Washington has publicly linked the Jordanian embassy bombing, and the August 19 bombing of the UN's offices in Baghdad, to the Ansar al Islam (AI).

The existence of an AI presence in Iraq was used by Washington to try to link Hussein's regime to al Qaeda. However, AI is led by Jordanian-born Abu Msab al Zarqawi and was based in Kurdish-controlled areas in northern Iraq — out of reach of Baghdad's influence.

Responsibility for the UN bombing has been claimed by three different groups — Abu Hafs el Masri Brigades (named after an ally of bin Laden, quoted in the August 25 edition of the London Arabic-language Al Hayat), Mohammed's Army (a claim made in a video broadcast by Lebanese TV station LBC on August 23), and the Armed Vanguards of the Second Mohammed Army.
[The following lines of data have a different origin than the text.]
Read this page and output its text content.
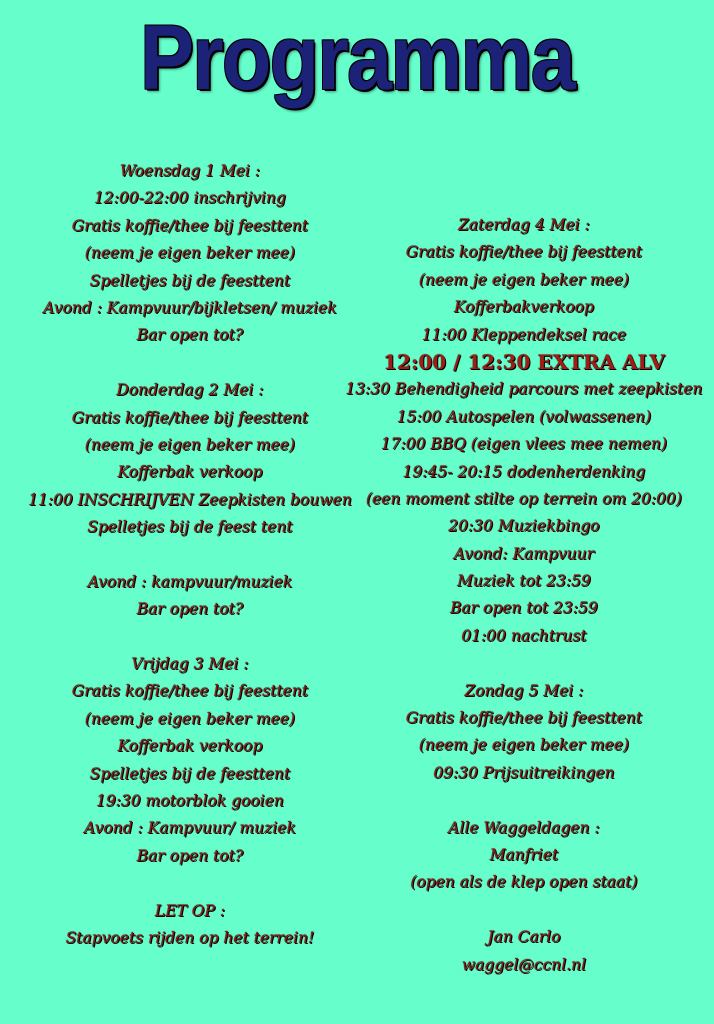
Programma
Woensdag 1 Mei :
12:00-22:00 inschrijving
Gratis koffie/thee bij feesttent
(neem je eigen beker mee)
Spelletjes bij de feesttent
Avond : Kampvuur/bijkletsen/ muziek
Bar open tot?
Donderdag 2 Mei :
Gratis koffie/thee bij feesttent
(neem je eigen beker mee)
Kofferbak verkoop
11:00 INSCHRIJVEN Zeepkisten bouwen
Spelletjes bij de feest tent
Avond : kampvuur/muziek
Bar open tot?
Vrijdag 3 Mei :
Gratis koffie/thee bij feesttent
(neem je eigen beker mee)
Kofferbak verkoop
Spelletjes bij de feesttent
19:30 motorblok gooien
Avond : Kampvuur/ muziek
Bar open tot?
LET OP :
Stapvoets rijden op het terrein!
Zaterdag 4 Mei :
Gratis koffie/thee bij feesttent
(neem je eigen beker mee)
Kofferbakverkoop
11:00 Kleppendeksel race
12:00 / 12:30 EXTRA ALV
13:30 Behendigheid parcours met zeepkisten
15:00 Autospelen (volwassenen)
17:00 BBQ (eigen vlees mee nemen)
19:45- 20:15 dodenherdenking
(een moment stilte op terrein om 20:00)
20:30 Muziekbingo
Avond: Kampvuur
Muziek tot 23:59
Bar open tot 23:59
01:00 nachtrust
Zondag 5 Mei :
Gratis koffie/thee bij feesttent
(neem je eigen beker mee)
09:30 Prijsuitreikingen
Alle Waggeldagen :
Manfriet
(open als de klep open staat)
Jan Carlo
waggel@ccnl.nl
The later claim was based upon a written statement received by the Al Arabiya station on August 21.

Another group that has taken credit for attacks on US and British occupation troops is Al Anbar's Armed Brigades, which has also distanced itself from Hussein regime. A resistance group called the Black Banners Organisation has issued calls for bombings of oil industry infrastructure to prevent Washington earning revenue from the export of Iraqi oil, according to the Al Zaman newspaper on July 16.

Ironically, Washington's claims that Iraq has become a breeding gound for "terrorists" rather than Iraqi national liberation fighters may politically backfire on it. Already, some liberal commentators in the US are using this argument to criticise the decision to invade Iraq. In an August 17 interview with CNN, retired US army general Wesley Clark, a former US commander of NATO, said: "Seems to me that the only terrorists we're finding there are the ones who have come back in to attack us since we arrived."

From Green Left Weekly, September 3, 2003.